Most Influential Projects 2022

31 Store of the Future

Store of the Future

Store of the Future | PMI's 2022 Most Influential Projects | #MIP2022

Store of the Future aims to merge the digital and physical shopping experience and bring the future of retail to life. The store’s advanced technology allows retailers and brand owners to recognize customer behavior, build on purchasing patterns, and create a personalized experience. 

For reimagining retail with immersive digital experiences that entice even the most jaded shoppers to the mall

It’s an oft-lamented truth that the rise of online shopping has ushered in the slow death of the shopping mall. With a shared goal of reversing that trend, Emirates mall developer Majid Al Futtaim (MAF) joined forces with U.S. tech giant Cisco to create a new kind of brick-and-mortar retail space. Staking out a prime spot at Mall of the Emirates in Dubai, the resulting Store of the Future is an intensely personalized, deeply immersive shopping experience powered by a mashup of cutting-edge technologies. 

Dubai’s young consumers are a tough crowd, largely immune to the usual retail temptations. So MAF’s leaders knew they needed something that was stop-shoppers-in-their-tracks spectacular. Cisco supported that vision through its Country Digital Acceleration program, which develops proofs-of-concept aligned to government digital agendas. 

Team members were encouraged to dream big. In collaborative brainstorming sessions, they hashed out idealized shopping scenarios, then broke down those experiences to figure out how they could be brought to life with digital technology. 

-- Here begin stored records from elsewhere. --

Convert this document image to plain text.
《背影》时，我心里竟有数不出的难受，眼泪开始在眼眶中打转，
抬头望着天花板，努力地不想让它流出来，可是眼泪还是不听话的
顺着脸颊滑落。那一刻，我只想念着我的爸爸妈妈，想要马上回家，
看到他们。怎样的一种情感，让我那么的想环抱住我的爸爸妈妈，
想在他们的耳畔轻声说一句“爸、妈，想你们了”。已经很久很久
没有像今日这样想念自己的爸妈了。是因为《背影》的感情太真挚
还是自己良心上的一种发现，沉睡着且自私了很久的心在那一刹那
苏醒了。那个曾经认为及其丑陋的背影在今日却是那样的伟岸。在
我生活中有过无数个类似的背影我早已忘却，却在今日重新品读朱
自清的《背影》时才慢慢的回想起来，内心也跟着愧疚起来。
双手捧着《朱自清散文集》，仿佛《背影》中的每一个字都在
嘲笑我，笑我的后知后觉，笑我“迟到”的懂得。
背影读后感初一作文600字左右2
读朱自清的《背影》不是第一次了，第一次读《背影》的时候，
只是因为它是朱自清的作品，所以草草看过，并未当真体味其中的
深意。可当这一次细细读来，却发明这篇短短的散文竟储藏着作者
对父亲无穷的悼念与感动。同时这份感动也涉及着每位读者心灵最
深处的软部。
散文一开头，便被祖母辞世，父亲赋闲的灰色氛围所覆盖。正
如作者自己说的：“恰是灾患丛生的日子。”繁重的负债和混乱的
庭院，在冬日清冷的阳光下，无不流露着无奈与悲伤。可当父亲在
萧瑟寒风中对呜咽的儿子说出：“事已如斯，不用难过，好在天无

“The key was to understand the business needs of the retail sector then connect the dots between the technology and the use cases we wanted to create,” explains Dima Kandalaft, Middle East and Africa country digitization director at Cisco in Dubai.

The final design uses digital screens, video collaboration tools, virtual mirrors and augmented reality to engage and delight customers at every turn. “Imagine a physical store where you touch a product and immediately get immersed into a virtual dimension,” she says.

Digital display screens welcome each shopper upon arrival. As they move around the store, artificial intelligence and computer visioning tools use data to craft a bespoke experience. “This way every customer has a unique product discovery journey when they walk through the store,” Kandalaft says.

When a shopper lifts something from the shelves, sensors automatically retrieve and display product details on a nearby screen. So-called magic mirrors let users search for variations of products, while serving up just the right add-ons. 

Hosting an evolving cast of tenants, the Store of the Future promises bold, new experiences for consumers—and fresh lessons learned for retailers. The first to take over the space in January was That Concept Store, MAF’s homegrown luxury designer fashion brand, while Swedish electric vehicle maker Polestar set up digs in June. 

And while the store is clearly designed with the customer experience in mind, Cisco and MAF incorporated an array of features to address the needs of forward-looking retailers, too. Intelligent cloud-based ceiling cameras provide anonymized behavioral insights and analytics tracking the number of visitors, demographics, footfall heatmaps, dwell times, sentiment analysis and store capacity. Armed with behind-the-scenes data, retailers can iterate accordingly.

It’s the ability to reinvent and reimagine that just might put a stop to the talk about malls being on life support. With innovations like these, they’ll likely stick around—they’ll just look a whole lot different.

“Majid Al Futtaim has a strong vision for digital malls of the future,” Kandalaft says. “We are proud that with our technology, we are able to contribute to making that vision a reality.”